Yes, we also stumbled across that one. ;-) And the answer was forcing
processes marked as "unswappable" (e.g. the swapper and init) to have
their priority boosted to GFP_ATOMIC when requesting free pages. This
is still an optimistic solution, as the kernel can run out of free
pages, but we saw that by increasing the MIN_FREE_PAGES by 50%
we have never seen deadlocks again. Just to be safe, we increased
it a little further.
The tests that it stood up were *really*evil*! ;-) We made a machine
with 16Mb of memory fill up to 40Mb and then we called swapoff.
This causes severe memory shortage and process killing and we had
no problems with deadlocks again.
> :-).

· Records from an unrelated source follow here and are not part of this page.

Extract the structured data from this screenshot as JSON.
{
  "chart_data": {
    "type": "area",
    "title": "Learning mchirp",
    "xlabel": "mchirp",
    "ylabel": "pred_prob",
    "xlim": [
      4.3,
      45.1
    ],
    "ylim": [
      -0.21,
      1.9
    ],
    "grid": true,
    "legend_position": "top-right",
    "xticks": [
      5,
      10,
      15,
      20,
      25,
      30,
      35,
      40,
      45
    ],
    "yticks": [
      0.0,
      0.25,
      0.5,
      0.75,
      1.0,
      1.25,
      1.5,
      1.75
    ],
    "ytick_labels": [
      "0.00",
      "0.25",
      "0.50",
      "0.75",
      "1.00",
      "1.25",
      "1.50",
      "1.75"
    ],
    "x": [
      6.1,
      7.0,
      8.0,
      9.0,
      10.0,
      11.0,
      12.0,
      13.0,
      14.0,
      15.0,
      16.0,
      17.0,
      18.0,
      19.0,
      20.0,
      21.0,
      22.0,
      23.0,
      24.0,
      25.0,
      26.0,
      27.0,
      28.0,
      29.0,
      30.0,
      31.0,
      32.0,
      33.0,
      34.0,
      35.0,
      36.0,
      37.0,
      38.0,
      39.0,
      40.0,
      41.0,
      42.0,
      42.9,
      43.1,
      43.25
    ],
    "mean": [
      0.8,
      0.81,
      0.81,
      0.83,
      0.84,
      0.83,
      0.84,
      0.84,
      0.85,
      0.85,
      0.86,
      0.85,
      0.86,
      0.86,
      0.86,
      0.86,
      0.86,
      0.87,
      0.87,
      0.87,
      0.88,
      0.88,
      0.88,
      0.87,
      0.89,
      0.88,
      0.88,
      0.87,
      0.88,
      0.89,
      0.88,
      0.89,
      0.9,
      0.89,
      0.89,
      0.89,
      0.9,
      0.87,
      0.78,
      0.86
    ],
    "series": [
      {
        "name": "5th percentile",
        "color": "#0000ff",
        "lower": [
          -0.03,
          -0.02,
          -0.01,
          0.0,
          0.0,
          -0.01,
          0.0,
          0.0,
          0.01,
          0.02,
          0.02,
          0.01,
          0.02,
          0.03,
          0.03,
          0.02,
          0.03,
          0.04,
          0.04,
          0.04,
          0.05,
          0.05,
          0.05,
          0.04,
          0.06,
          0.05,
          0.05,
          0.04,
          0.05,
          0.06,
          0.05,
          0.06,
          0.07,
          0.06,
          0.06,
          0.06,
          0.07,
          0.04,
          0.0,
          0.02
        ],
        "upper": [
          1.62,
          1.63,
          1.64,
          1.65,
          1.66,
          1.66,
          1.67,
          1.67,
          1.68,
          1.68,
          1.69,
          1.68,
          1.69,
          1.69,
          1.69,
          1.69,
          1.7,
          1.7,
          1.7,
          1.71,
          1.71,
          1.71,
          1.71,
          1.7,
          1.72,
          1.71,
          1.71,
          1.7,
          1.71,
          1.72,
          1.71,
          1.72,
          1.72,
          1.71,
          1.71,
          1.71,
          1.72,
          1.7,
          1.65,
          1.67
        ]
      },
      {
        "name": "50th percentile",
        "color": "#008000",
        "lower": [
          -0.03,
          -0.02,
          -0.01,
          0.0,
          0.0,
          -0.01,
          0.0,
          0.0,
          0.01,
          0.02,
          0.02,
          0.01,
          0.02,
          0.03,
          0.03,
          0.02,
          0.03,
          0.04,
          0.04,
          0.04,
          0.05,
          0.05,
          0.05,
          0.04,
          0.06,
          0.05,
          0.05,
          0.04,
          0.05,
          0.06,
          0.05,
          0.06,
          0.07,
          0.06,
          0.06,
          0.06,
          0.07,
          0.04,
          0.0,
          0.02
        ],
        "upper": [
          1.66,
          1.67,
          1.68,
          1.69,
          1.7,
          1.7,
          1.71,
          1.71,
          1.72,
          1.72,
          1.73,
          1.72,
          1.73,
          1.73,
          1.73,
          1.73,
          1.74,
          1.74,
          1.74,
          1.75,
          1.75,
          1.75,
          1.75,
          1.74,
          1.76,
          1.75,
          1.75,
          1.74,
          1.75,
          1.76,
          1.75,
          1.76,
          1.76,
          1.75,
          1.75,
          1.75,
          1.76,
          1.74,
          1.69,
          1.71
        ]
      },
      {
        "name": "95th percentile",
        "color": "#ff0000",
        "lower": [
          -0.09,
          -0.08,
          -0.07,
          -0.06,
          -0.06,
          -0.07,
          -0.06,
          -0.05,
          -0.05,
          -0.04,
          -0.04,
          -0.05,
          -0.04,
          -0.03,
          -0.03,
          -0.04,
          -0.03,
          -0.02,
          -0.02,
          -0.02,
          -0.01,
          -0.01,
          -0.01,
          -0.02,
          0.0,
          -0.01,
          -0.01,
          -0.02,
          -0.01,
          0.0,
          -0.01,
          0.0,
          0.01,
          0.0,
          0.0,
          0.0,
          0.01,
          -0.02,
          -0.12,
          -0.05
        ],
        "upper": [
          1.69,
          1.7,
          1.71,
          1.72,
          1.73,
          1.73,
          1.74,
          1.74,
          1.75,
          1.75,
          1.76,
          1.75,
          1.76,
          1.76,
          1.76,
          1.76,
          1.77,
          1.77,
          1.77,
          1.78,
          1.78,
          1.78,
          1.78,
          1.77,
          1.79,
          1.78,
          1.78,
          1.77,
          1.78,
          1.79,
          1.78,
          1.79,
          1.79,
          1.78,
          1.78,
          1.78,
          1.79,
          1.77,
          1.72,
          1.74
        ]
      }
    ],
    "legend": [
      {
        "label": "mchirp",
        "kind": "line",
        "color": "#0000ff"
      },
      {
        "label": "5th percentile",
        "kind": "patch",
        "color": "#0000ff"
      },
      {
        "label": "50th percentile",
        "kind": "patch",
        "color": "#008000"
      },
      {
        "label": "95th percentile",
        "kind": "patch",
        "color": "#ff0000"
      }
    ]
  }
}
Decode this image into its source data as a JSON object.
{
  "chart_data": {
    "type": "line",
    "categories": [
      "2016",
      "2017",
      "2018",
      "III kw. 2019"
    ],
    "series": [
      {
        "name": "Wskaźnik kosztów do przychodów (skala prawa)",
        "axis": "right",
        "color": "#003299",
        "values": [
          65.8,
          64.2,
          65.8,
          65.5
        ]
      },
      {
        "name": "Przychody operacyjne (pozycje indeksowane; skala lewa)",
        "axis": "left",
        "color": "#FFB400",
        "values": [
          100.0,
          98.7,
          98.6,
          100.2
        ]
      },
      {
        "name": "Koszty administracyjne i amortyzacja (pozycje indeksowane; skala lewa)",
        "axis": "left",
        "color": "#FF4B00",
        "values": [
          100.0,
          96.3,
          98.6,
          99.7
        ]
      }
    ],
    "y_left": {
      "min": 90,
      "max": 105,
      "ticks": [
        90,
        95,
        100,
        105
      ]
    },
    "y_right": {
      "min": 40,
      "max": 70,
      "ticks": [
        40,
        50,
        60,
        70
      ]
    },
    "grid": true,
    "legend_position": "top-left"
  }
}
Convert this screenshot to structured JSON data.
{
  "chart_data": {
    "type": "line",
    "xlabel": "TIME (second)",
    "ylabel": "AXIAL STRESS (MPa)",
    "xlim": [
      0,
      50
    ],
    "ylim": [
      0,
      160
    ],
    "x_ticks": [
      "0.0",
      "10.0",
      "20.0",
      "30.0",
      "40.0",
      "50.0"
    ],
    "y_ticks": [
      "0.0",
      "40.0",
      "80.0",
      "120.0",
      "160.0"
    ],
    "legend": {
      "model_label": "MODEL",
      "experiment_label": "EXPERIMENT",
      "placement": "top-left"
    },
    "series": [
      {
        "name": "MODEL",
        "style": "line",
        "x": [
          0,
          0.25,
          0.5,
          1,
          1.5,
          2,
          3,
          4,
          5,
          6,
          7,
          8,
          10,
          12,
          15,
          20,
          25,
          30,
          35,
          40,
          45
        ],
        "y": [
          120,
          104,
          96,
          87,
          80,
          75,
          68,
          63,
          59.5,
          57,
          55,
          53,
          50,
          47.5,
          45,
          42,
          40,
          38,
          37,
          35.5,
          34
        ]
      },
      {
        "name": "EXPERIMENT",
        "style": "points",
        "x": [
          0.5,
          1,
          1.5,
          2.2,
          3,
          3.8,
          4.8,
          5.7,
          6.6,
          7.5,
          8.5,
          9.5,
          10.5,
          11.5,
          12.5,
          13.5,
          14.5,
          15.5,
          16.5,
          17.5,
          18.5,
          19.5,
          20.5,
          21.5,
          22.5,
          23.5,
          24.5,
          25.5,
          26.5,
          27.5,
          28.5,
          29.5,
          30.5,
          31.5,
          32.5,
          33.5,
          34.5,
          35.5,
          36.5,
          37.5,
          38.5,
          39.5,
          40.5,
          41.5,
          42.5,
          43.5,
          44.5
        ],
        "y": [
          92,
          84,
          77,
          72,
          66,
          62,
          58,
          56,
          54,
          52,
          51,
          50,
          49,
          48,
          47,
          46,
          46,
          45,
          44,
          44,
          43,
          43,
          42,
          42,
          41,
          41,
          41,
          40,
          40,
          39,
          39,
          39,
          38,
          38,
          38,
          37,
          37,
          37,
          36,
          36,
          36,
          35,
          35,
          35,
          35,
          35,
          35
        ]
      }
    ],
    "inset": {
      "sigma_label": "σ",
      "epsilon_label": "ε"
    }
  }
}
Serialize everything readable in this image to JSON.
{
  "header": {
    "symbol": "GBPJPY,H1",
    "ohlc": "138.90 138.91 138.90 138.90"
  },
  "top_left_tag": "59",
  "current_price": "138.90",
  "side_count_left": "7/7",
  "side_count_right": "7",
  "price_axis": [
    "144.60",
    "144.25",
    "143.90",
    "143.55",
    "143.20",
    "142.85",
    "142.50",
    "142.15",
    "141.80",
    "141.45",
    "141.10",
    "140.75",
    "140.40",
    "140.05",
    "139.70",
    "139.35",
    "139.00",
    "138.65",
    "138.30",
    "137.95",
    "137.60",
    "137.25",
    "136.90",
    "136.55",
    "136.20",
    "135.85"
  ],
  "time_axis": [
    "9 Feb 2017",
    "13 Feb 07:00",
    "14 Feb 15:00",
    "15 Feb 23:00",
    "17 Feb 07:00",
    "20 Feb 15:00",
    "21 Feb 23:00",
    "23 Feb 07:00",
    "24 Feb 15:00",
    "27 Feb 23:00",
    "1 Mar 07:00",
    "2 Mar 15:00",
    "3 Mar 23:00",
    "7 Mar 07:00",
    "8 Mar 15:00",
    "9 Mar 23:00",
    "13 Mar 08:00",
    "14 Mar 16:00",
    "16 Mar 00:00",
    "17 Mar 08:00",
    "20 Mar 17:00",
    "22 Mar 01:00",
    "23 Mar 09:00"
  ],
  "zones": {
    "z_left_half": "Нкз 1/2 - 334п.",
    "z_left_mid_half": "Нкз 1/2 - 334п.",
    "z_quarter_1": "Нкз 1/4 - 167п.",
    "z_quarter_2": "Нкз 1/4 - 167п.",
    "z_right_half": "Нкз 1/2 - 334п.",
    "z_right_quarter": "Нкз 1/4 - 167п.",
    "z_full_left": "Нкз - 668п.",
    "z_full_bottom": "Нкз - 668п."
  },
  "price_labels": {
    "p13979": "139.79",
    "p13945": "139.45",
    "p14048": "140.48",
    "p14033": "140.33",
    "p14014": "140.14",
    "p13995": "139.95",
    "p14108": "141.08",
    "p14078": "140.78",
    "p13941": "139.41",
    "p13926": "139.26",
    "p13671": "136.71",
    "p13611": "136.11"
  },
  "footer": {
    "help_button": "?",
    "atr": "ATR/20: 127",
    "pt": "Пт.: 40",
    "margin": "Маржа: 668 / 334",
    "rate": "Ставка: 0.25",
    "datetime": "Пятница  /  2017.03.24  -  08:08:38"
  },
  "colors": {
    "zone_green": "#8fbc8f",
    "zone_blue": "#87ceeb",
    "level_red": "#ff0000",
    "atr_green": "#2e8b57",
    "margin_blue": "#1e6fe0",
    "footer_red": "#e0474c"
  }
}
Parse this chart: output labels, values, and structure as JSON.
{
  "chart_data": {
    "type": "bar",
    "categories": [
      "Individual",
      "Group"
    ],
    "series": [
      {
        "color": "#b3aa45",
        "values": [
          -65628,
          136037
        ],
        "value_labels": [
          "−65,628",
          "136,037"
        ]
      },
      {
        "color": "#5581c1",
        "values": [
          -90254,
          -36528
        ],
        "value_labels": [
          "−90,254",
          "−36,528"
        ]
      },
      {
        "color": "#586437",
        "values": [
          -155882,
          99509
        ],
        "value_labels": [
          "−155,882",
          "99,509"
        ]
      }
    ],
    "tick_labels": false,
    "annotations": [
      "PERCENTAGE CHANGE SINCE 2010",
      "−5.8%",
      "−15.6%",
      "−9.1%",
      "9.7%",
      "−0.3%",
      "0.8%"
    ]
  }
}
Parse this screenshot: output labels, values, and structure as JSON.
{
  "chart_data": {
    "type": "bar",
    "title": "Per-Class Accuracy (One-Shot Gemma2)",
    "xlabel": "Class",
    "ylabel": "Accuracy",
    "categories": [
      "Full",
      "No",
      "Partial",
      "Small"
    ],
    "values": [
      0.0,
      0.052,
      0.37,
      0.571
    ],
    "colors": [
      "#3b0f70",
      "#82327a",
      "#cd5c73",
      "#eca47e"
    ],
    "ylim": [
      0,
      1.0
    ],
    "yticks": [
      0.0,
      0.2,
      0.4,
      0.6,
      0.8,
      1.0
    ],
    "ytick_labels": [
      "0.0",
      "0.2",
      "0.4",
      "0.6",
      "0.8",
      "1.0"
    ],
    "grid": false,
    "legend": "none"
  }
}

You would have to pagelock whole process with its libraries.
> And libc is much too big, these days.
But the absolute minimum of libc required to page out some pages
is quite small and with the above mentioned patch it fits
in the MIN_FREE_PAGES. Just be optimistic and tune it
as necessary! ;-)
> Hmm - I think that it is ok to assume that swapper can not fail.
> My current problem now is deadlock described above. If we solve that,
> linux will have nice, working swapping over network.
Hmm... Are you sure? What if the server gets unplugged and the kernel
requests one page from it? Won't it hang for ever?